Affiches mythologiques et présence de récits anciens

Là où les histoires existent sans mots

Quand je pense aux affiches mythologiques, je ne pense pas à la narration de façon linéaire. Je pense à la présence. Les récits anciens étaient rarement transmis uniquement par les mots ; ils existaient à travers des symboles, des formes récurrentes, des codes visuels qui véhiculaient du sens de génération en génération. Pour moi, les affiches mythologiques ne sont pas des illustrations d’histoires précises, mais des espaces où ces fragments narratifs continuent d’exister. L’image n’explique pas le mythe ; elle le porte en elle.

Archétypes qui n'appartiennent pas à une seule époque

À travers les mythologies – slave, celtique, grecque et autres – certaines figures et formes se répètent. La figure duale, le corps en métamorphose, le symbole protecteur, la figure entre les mondes. Ces archétypes ne se limitent pas à une seule culture ou époque. Leur persistance tient à leur capacité à refléter une structure fondamentale de la perception humaine. Lorsque je crée des affiches mythologiques, je ne me réfère pas à un récit unique.
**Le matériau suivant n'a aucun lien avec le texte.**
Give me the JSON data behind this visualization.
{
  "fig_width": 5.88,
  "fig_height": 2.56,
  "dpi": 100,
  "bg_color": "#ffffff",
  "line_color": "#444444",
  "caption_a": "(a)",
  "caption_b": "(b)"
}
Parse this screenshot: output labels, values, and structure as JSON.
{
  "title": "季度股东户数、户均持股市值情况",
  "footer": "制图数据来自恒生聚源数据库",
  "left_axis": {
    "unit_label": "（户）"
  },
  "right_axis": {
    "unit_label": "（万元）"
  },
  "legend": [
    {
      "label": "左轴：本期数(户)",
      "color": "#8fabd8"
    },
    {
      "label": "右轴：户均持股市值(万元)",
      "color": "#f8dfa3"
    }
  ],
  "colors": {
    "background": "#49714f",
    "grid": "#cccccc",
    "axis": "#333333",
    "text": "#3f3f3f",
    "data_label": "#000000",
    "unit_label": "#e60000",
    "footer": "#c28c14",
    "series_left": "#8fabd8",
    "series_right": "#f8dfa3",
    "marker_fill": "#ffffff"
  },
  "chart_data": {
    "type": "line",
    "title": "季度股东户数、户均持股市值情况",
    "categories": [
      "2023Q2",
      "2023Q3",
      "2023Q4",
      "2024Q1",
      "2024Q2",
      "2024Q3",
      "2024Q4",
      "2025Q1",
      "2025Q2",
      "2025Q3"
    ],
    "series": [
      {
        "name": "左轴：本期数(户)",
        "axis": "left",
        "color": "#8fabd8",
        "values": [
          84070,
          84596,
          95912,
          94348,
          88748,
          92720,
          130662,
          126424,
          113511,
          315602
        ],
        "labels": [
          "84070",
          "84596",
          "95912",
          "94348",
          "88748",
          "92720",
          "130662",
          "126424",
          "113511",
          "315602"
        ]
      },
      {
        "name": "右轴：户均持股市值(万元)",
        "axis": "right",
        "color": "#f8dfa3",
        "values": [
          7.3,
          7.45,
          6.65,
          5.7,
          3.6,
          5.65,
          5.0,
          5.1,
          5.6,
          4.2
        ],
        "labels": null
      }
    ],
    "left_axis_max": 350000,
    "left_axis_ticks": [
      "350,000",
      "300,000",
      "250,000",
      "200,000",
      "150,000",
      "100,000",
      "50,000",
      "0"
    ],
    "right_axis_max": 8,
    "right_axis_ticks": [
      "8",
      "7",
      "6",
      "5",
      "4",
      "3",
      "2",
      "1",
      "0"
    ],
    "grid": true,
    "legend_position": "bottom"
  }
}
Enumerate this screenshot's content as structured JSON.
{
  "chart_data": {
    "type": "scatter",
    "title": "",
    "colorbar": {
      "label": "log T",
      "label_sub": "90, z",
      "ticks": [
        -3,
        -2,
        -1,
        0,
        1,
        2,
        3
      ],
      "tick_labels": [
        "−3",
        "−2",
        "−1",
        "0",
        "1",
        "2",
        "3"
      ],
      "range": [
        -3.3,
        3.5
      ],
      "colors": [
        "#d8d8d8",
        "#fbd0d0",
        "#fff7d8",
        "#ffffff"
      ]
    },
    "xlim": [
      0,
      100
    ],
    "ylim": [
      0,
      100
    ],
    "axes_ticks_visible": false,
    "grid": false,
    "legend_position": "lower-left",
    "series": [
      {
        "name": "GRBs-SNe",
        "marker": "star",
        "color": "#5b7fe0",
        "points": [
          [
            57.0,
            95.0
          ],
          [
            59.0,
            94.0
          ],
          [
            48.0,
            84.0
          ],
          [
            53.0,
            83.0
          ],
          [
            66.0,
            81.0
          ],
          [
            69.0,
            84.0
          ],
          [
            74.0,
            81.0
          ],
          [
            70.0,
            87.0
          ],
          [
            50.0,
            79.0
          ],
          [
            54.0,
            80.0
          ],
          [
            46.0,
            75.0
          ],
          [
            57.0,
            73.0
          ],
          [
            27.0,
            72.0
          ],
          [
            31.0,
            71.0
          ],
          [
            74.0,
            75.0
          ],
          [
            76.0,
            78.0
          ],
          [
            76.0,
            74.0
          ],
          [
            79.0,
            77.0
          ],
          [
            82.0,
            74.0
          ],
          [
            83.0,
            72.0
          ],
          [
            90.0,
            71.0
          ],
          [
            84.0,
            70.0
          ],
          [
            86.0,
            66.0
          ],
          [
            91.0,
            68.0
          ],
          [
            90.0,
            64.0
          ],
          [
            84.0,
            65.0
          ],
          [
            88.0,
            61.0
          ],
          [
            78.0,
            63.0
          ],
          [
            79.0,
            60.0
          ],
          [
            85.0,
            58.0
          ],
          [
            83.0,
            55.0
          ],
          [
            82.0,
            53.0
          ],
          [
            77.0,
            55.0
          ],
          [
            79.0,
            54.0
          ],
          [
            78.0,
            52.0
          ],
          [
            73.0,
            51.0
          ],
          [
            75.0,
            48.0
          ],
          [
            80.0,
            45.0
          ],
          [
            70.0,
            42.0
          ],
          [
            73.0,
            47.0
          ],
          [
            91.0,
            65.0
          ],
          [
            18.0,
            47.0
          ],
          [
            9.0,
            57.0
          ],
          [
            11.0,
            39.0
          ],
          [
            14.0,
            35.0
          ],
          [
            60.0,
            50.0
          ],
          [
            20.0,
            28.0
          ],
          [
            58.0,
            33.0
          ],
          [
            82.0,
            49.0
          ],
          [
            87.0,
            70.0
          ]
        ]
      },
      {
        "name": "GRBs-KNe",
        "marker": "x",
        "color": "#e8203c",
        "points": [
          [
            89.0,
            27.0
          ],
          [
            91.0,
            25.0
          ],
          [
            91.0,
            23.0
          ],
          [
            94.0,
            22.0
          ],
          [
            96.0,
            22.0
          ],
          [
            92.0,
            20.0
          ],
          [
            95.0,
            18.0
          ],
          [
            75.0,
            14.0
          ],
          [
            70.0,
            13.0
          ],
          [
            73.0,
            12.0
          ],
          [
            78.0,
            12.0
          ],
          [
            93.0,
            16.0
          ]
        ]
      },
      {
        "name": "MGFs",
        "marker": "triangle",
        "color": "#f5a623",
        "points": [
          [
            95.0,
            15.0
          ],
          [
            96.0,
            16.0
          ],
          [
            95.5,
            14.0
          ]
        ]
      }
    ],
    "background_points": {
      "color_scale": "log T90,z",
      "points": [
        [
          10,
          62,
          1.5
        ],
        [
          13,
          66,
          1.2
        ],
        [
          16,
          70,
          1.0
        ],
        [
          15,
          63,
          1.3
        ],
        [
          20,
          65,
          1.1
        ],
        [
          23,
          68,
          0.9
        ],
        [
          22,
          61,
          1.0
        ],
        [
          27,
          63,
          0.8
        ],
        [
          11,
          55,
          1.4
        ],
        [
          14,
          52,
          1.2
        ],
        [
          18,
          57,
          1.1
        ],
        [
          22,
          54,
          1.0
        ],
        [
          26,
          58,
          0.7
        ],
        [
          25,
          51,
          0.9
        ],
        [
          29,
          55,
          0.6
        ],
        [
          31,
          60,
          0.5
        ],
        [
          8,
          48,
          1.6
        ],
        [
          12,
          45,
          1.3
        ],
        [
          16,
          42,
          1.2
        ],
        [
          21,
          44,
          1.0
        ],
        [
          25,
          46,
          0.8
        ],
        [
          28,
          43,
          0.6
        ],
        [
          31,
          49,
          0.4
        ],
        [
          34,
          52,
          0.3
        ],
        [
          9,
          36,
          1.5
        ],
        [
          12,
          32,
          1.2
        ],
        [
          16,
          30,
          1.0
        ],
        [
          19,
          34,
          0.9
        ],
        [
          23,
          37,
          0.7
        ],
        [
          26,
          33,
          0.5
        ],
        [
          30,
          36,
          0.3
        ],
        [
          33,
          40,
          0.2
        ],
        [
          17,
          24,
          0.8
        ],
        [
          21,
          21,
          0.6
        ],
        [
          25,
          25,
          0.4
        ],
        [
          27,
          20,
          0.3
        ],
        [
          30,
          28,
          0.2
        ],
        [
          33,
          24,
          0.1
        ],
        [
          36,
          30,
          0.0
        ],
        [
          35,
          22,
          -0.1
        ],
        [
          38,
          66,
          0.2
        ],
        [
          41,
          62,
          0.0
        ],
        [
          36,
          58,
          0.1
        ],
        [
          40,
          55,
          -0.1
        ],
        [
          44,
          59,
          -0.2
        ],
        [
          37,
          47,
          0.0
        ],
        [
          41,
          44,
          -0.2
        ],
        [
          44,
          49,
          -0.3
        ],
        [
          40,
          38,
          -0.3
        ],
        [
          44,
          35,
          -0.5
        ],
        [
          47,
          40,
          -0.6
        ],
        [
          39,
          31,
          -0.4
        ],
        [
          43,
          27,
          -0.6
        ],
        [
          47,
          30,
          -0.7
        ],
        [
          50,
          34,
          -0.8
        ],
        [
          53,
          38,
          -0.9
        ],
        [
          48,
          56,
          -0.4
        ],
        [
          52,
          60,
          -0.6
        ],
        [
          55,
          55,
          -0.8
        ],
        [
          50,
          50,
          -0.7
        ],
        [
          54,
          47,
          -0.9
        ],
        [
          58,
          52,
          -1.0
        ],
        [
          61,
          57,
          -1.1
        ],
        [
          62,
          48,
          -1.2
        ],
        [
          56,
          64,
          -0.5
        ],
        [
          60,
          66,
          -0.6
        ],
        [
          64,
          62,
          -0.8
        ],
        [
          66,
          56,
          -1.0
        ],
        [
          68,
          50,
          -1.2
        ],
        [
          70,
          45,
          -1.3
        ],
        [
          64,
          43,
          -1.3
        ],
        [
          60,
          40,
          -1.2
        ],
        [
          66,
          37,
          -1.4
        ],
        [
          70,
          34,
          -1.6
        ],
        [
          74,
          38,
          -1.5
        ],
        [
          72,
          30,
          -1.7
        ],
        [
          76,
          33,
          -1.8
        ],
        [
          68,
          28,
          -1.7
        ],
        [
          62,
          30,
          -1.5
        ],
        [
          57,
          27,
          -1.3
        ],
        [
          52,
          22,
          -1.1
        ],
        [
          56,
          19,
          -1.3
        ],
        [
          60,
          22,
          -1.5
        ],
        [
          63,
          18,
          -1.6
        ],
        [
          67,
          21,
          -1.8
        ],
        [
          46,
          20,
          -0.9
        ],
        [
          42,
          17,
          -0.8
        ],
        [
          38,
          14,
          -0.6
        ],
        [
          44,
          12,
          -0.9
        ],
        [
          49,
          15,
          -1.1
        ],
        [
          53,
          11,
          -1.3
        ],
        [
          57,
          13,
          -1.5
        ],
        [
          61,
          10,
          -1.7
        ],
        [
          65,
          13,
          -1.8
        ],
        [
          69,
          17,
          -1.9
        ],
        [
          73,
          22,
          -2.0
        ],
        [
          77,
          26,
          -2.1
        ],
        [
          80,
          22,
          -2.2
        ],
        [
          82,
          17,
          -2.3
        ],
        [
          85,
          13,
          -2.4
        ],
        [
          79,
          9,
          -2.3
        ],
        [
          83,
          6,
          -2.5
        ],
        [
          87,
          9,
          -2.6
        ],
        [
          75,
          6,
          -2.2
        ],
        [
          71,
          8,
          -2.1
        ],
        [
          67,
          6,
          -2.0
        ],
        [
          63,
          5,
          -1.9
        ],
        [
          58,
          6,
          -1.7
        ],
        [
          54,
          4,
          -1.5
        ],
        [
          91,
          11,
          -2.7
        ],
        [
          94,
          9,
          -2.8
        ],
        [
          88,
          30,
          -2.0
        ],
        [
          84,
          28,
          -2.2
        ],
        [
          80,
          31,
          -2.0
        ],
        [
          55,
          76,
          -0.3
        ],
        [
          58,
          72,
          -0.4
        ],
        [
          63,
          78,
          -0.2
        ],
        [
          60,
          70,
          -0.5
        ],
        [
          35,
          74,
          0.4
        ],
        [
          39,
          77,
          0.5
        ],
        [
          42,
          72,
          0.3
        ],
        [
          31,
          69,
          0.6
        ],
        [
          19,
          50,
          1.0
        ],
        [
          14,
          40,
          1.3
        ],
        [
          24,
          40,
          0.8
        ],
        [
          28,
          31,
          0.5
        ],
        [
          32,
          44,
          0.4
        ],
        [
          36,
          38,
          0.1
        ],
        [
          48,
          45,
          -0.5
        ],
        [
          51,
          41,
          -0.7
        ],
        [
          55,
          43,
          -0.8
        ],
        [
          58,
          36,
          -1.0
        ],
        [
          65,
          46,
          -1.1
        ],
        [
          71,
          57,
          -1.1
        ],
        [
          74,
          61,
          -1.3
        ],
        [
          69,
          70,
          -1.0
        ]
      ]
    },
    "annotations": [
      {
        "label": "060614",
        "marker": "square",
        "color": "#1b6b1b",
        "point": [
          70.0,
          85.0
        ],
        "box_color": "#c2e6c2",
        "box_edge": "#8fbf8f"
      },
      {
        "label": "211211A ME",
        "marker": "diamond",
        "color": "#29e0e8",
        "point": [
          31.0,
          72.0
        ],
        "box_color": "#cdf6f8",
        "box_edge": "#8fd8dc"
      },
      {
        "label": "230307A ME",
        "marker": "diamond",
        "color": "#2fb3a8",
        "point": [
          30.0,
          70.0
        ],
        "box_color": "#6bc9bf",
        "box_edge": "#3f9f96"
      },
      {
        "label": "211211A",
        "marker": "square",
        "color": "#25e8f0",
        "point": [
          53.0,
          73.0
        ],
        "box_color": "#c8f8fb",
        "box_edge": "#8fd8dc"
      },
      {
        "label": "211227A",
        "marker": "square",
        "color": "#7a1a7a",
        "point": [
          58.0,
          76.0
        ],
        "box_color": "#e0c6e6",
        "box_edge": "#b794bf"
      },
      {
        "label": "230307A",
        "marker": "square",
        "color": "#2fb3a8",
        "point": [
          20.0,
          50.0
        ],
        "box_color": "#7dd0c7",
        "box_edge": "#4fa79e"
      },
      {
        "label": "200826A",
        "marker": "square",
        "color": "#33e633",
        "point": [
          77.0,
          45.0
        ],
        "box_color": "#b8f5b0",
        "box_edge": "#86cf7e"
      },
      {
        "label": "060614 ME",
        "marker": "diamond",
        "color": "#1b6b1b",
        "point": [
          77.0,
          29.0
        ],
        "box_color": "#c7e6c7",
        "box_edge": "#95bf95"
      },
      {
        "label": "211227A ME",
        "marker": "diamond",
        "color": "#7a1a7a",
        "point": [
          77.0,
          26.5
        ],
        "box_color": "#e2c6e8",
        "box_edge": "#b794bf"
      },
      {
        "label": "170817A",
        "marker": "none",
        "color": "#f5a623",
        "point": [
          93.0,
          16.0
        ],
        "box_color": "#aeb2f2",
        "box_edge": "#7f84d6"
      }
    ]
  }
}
Je travaille avec ces formes récurrentes qui portent en elles une signification transcendant leur contexte.

Le langage de la transformation

La transformation est au cœur de l'imagerie mythologique. Les corps se métamorphosent, les formes fusionnent, les frontières s'estompent. Dans le folklore slave, les figures se situent souvent entre deux états : humain et animal, vivant et inanimé, visible et caché. Cette fluidité est un thème récurrent dans mon travail. Les affiches mythologiques ne figent pas l'identité. Elles lui permettent d'évoluer, de rester ouverte, d'exister en transition.

Les symboles botaniques comme fragments narratifs

Les plantes ont toujours occupé une place importante dans les systèmes mythologiques. Les arbres symbolisent les liens entre les mondes, les fleurs les cycles, les racines le lien avec l'invisible. Dans les affiches mythologiques, les formes botaniques ne sont pas de simples ornements : elles sont des éléments narratifs. Une fleur ne représente peut-être pas une histoire précise, mais elle est porteuse d'associations liées à la croissance, au déclin et au renouveau. Ces associations fonctionnent comme des fragments de récits plus vastes qui demeurent présents dans l'image.

L'ornement comme structure mythique

Dans les contextes mythologiques, l'ornement n'a jamais été neutre. Motifs répétitifs, formes circulaires, agencements symétriques : tous revêtaient une charge symbolique. Ils structuraient l'image de manière à refléter des idées cosmologiques plus vastes. Dans mon travail, je m'inspire de cette approche, où l'ornement s'intègre au récit plutôt que d'en être un élément distinct. L'image n'est pas encadrée par la décoration ; elle se construit grâce à elle.

La persistance des anciens codes visuels

Même extraits de leur contexte d'origine, les symboles mythologiques continuent de fonctionner. Ils peuvent perdre des significations spécifiques, mais conservent un sentiment de familiarité, une reconnaissance qui se passe d'explications. C'est ce qui m'intéresse le plus. Les affiches mythologiques évoluent dans cet espace où d'anciens codes visuels restent actifs sans être entièrement décryptés. L'image semble familière, même lorsque sa signification n'est pas tout à fait claire.

Un récit qui reste ouvert

Les affiches mythologiques ne se réduisent pas à un récit unique. Elles demeurent ouvertes, porteuses de multiples associations. Je ne cherche pas à reconstituer les mythes à l'identique, mais à travailler leurs fragments de manière à leur permettre de continuer à évoluer. Le récit n'est pas figé ; il existe comme une présence au sein de l'image, quelque chose dans lequel on peut pénétrer plutôt que d'être pleinement compris.